Monday, March 29, 2010

Reading notes: Linux kernel perf event source

For Linux kernel 2.6.33

perf event enumeration

Kernel has no hardware perf event enumeration interface.

  • tools command line: perf list
  • Available abstract hardware perf events are hard-coded in perf user space tool. Raw hardware perf events are not enumerated by the tool, they can be specified via a 64-bit number in the tool command line. Abstract hardware perf events are implemented with the raw hardware perf events. Whether the abstract hardware perf events are available can be queried via syscall perf_event_open.
  • Software trace point are exported in debugfs (/debugfs/tracing/events)

perf event management

  • There is at most one perf event context for each task and each CPU. This is used to manage all perf events inside one context (task or CPU).
  • All perf events in a context are linked as list in context->event_list.
  • Perf events in one context are organized into groups. All group leaders in a context is linked as list in context->group_list. All perf events in a group is linked as list in group_leader->sibling_list.
  • It seems that perf events in the group share some attributes, such as enable/disable, cpu, inherit, etc. In "perf record", for task events, one group is created for perf events for one CPU. In __perf_event_sched_in, it is assumed perf events in one group is for one CPU. But in "perf_record", group support can not be turned on now, that is, group is not used at all now.
  • perf events inherited in child tasks are linked as list in parent_perf_event->child_list.
  • In "perf record", for task profile, for one perf event type, one perf event is created for each task and each CPU. For perf event operation, it appears that one perf event for each task is sufficient, because one task can only run on one CPU at any time. But perf events may be inherited by children perf events in children tasks (forked tasks). The children perf events use the original perf events for sample output. To make sample ring buffer a per-CPU data structure, perf events are created for each CPU too. So that, when parent and child tasks run on different CPU simultaneously, they all use perf events in parent task for output, but they use different perf events for corresponding CPU.

perf event state track

  • task schedule in/out (perf_event_task_sched_in/out). Record/disable counter before schedule out, restore/enable counter after schedule in. The schedule in/out event is recorded too.
  • task fork
    • perf_event_fork: record fork event.
    • perf_event_init_task: perf_event->attr.inherit control whether to inherit. If inheriting, child perf event will be created for child task. Children events information is accumulated in some statistics. The sample collected via children events are sent to corresponding parent events for same CPU.
  • task exit
    • perf_event_exit_task: feed back event values to parent events (child_total_time_running, etc). Free all resources for children events.
  • fd closed, perf_release: free all resources. perf event in original task is managed by corresponding fd. Children perf events in children tasks are freed in perf_event_exit_task.

Dataflow

For perf event samples:

hardware counter ---> perf event mmap data page -> user space tool (perf)
|
soft trace point -/

For ftrace and tracing point:

 software trace point -> tracing ring buffer -> user space 

User space interface

  • File based interface. File descriptor is obtained via a new syscall perf_event_open. Because one file describptor is needed for each perf event. Perf event may for a specific task, cpu, etc.
  • memory map. Sample data is passed from kernel to user space mainly via memory map. Used to implemend shared memory based ring buffer. Details are in ring buffer.
  • ring buffer
    • Work in both per-CPU and not-per-CPU mode
    • write side in kernel, read side in user space. shared memory communication between kernel and user space. It has better performance than memory copy.
    • lock-less write side, similar as Steven Rostedt's unified tracing buffer, perf_mmap_data.head is used to reserve space, while perf_mmap_data.user_page->data_head is used for committed data.
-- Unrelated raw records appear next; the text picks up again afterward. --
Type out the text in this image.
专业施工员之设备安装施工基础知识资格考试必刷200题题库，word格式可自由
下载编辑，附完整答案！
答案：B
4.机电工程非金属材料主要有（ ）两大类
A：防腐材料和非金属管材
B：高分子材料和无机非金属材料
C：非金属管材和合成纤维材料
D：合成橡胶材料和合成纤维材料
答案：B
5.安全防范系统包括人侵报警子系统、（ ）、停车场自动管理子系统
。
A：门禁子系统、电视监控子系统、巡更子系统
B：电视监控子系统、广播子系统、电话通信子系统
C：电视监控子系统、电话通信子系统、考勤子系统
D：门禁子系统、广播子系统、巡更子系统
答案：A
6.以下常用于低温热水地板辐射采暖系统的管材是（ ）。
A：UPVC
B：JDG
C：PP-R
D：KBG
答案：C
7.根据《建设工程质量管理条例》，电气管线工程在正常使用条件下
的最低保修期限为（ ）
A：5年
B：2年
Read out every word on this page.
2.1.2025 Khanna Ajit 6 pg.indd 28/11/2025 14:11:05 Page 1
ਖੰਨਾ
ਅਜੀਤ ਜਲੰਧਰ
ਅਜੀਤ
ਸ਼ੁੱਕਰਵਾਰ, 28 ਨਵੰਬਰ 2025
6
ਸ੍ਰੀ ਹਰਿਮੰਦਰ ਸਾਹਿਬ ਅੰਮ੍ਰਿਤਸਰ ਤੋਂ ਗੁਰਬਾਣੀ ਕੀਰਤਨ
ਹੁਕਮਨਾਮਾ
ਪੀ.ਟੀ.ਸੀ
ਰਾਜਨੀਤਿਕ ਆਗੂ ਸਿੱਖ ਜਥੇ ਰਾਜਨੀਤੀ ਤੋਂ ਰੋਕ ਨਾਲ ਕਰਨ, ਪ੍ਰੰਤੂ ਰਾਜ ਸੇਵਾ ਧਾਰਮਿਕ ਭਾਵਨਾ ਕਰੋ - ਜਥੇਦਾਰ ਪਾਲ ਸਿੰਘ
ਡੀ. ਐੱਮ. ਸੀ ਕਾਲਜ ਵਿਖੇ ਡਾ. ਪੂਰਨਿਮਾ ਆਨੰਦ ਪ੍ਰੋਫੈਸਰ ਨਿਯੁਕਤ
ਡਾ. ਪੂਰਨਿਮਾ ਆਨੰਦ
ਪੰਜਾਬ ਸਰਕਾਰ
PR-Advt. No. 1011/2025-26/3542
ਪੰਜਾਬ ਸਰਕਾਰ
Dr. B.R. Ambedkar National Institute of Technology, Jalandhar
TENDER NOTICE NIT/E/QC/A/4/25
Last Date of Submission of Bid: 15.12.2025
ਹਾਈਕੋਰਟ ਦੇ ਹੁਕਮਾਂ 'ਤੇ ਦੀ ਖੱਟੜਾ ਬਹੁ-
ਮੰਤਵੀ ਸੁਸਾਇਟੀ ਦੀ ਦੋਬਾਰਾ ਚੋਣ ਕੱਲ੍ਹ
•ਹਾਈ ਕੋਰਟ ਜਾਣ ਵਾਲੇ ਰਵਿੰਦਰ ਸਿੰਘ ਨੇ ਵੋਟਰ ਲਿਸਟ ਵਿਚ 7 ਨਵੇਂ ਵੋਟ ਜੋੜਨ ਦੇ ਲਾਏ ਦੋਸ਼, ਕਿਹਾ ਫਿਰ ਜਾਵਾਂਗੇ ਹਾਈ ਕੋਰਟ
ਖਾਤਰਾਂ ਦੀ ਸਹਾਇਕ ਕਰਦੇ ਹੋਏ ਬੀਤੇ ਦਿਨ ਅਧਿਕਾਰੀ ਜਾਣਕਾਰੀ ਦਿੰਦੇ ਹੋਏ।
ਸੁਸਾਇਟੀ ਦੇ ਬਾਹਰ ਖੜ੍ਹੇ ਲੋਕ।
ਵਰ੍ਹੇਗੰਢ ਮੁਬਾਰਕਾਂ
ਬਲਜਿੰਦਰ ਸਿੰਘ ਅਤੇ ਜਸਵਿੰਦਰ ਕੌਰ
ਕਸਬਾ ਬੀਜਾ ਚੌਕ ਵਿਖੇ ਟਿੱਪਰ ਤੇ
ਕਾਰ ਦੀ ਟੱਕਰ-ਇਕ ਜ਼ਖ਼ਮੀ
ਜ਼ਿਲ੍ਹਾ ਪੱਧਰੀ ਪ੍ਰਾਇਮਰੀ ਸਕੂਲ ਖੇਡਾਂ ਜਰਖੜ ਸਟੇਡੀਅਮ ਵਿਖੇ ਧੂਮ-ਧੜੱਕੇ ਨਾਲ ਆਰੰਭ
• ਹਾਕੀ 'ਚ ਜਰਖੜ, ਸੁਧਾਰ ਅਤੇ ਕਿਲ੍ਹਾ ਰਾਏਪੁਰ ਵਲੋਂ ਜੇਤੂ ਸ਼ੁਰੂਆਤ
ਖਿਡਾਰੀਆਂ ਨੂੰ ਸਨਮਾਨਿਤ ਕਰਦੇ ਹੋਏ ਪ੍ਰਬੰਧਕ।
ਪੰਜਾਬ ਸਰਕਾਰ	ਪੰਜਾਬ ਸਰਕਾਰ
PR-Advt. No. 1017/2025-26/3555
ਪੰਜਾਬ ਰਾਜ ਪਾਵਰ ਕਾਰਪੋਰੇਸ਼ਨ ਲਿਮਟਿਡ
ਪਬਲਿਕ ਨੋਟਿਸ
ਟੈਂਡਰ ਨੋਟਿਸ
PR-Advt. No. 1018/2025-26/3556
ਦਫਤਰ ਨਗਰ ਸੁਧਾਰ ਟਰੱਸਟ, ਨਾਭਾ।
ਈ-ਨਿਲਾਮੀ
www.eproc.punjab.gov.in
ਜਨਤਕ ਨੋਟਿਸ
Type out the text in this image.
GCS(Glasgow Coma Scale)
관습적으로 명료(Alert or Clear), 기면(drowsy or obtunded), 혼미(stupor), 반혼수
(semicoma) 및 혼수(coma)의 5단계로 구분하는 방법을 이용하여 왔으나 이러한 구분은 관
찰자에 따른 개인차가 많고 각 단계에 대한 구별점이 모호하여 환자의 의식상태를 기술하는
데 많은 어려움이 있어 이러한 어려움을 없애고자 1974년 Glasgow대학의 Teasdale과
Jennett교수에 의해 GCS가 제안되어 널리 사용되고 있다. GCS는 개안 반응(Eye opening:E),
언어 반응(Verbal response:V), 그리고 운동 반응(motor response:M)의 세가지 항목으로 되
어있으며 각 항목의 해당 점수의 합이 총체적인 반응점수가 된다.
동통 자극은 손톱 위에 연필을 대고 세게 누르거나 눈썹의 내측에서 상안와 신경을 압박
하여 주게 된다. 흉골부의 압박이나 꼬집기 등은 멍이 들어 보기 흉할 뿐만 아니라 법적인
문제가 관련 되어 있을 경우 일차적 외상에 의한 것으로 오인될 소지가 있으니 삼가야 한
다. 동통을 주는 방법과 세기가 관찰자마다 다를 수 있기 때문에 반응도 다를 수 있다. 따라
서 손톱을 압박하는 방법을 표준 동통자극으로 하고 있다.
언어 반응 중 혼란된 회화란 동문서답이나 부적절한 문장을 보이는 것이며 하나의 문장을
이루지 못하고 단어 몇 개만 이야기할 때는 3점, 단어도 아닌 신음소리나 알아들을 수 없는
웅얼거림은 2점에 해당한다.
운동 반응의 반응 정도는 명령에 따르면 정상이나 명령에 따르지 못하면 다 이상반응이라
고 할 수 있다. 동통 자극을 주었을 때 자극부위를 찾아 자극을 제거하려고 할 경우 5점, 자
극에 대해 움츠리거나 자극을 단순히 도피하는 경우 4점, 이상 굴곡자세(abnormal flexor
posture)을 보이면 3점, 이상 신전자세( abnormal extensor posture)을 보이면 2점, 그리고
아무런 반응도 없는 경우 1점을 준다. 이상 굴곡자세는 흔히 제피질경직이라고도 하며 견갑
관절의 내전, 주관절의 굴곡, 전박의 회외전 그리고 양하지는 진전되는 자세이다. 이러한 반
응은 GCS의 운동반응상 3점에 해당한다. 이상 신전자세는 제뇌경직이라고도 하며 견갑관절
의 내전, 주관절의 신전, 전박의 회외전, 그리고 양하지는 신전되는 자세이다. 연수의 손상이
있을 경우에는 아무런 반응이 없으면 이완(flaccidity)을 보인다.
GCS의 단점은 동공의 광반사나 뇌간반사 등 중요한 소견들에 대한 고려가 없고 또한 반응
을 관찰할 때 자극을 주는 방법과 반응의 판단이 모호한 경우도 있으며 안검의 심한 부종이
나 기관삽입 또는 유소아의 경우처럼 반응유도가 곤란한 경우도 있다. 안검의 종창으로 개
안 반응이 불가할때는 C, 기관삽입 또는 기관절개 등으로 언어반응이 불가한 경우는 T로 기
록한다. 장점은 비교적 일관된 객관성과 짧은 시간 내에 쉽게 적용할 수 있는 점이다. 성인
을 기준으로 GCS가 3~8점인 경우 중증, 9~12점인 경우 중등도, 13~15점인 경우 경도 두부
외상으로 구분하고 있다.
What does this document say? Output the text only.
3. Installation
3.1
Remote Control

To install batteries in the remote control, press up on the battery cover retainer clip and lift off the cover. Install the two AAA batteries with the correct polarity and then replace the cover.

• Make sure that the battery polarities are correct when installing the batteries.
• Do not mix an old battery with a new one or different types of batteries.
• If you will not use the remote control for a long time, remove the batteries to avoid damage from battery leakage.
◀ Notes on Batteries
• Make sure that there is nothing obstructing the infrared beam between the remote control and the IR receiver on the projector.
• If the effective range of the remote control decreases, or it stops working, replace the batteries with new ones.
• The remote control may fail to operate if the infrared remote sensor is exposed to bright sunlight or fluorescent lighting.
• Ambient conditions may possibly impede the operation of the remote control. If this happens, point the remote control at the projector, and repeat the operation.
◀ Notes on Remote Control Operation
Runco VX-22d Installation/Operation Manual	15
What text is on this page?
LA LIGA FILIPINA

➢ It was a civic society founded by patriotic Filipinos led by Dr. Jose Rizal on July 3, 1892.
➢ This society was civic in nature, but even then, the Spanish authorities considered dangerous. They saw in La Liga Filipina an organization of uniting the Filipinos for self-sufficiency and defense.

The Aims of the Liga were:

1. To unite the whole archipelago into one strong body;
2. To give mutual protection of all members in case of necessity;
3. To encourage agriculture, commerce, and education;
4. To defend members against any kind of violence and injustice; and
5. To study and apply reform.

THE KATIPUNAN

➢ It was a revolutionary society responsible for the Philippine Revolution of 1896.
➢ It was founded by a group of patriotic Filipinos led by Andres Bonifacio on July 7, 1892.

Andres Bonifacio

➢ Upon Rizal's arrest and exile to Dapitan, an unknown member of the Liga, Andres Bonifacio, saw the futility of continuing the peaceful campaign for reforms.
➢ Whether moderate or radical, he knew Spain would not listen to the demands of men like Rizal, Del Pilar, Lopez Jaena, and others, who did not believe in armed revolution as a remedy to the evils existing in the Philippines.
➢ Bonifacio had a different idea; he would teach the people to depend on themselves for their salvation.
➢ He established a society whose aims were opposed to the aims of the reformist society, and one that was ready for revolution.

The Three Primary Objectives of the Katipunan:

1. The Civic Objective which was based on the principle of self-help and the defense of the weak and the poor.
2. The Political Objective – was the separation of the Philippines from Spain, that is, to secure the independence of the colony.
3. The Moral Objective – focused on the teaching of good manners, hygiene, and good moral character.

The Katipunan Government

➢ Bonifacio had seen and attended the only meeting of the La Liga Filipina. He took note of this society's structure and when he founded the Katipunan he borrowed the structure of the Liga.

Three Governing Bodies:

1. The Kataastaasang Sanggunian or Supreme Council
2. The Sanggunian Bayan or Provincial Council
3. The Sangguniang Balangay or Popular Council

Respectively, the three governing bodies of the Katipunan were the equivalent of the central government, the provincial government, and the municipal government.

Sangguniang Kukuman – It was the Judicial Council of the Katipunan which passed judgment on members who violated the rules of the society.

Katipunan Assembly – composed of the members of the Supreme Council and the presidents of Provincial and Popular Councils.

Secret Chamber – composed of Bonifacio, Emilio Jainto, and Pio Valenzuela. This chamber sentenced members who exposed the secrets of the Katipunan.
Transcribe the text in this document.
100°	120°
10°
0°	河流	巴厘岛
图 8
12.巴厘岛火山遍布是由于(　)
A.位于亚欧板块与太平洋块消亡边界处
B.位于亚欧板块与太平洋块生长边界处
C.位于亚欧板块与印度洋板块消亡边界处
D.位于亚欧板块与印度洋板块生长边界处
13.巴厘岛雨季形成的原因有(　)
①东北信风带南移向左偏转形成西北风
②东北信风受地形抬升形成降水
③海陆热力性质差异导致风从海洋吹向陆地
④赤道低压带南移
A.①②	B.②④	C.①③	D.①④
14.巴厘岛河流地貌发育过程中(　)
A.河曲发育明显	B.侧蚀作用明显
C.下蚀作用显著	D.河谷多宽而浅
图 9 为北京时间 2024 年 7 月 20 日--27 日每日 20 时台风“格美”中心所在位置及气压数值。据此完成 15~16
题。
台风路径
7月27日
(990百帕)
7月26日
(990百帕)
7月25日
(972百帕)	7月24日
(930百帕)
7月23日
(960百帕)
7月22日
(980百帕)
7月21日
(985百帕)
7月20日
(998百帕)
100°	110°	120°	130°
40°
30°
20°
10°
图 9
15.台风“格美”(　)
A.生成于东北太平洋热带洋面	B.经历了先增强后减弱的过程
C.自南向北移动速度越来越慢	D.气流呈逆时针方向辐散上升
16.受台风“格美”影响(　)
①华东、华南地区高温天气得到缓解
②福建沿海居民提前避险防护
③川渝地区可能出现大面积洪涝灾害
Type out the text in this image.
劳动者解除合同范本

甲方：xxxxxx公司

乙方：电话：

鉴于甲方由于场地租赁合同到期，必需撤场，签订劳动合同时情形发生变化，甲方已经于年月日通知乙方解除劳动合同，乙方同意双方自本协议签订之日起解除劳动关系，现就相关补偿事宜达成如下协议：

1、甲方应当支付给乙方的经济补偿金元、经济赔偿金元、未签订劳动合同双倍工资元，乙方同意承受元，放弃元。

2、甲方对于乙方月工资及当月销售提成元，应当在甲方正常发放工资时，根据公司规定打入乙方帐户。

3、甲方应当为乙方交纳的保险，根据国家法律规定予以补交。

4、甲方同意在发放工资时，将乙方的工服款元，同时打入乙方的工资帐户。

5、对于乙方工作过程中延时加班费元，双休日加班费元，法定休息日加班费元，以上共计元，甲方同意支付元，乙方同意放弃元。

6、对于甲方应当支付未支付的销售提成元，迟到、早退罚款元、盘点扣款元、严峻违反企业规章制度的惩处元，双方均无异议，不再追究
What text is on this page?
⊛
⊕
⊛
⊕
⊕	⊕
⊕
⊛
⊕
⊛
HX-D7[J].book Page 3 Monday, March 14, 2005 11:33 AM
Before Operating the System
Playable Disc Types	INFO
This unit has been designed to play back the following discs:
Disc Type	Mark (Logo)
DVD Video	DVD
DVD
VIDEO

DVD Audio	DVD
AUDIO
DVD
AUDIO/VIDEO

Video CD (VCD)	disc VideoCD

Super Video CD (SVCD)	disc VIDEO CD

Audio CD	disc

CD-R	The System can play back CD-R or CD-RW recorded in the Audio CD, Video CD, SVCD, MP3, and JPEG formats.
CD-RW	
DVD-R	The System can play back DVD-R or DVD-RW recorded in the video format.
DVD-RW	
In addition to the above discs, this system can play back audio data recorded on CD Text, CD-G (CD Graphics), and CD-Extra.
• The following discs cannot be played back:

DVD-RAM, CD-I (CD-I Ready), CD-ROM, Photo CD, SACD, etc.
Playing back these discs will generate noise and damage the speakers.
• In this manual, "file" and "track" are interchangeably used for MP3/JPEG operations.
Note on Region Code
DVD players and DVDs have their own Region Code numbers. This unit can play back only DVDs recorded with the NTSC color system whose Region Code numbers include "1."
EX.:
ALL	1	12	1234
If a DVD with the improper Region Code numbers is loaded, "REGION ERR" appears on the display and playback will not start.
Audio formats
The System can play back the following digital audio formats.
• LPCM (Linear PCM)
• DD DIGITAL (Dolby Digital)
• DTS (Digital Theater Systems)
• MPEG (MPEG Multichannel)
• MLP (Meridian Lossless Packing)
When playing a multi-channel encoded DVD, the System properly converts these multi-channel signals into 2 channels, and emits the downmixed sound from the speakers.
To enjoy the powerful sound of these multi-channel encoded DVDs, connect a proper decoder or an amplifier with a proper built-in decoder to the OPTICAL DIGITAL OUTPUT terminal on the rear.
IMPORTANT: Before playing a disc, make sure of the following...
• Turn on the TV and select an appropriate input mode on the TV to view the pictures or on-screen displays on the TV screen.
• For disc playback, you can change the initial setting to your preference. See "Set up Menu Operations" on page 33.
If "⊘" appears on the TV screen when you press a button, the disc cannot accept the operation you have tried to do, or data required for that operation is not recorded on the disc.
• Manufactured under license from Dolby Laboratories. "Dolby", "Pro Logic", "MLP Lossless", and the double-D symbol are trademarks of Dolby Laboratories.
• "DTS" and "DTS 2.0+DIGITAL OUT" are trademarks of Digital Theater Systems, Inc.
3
Code generation for software tracing point

  • A set of macro is defined for software tracing point related code generation, such as binary format description, trace point function generation, etc.
  • Some macros are un-defined and re-defined again and again, and some files are included again and again for different set of macro definitions. This is tricky but really powerful. Source code is in include/trace/define_trace.h and include/trace/ftrace.h.

Tracing and perf event

  • Lock-less trace ring buffer is not used in perf event, another simple ring buffer implementation for mmap data pages is used instead.
  • For software tracing point, the tracing point sample collecting code is shared between tracing and perf event.

Random thought

  • ring buffer in perf event has some special features.
    • work in both per-CPU and not-per-CPU mode
    • shared memory communication between kernel and user space, with write side in kernel and read side in user space.
  • In the code generation for software tracing point
    • macro is un-defined and re-defined again and again, and some files are included again and again for different set of macro definitions.

1 comment:

BE said...

So, where do you find the raw hardware perf event codes? Are the only ones that perf will understand in arch/x86/kernel /cpu/perf_event_intel.c ?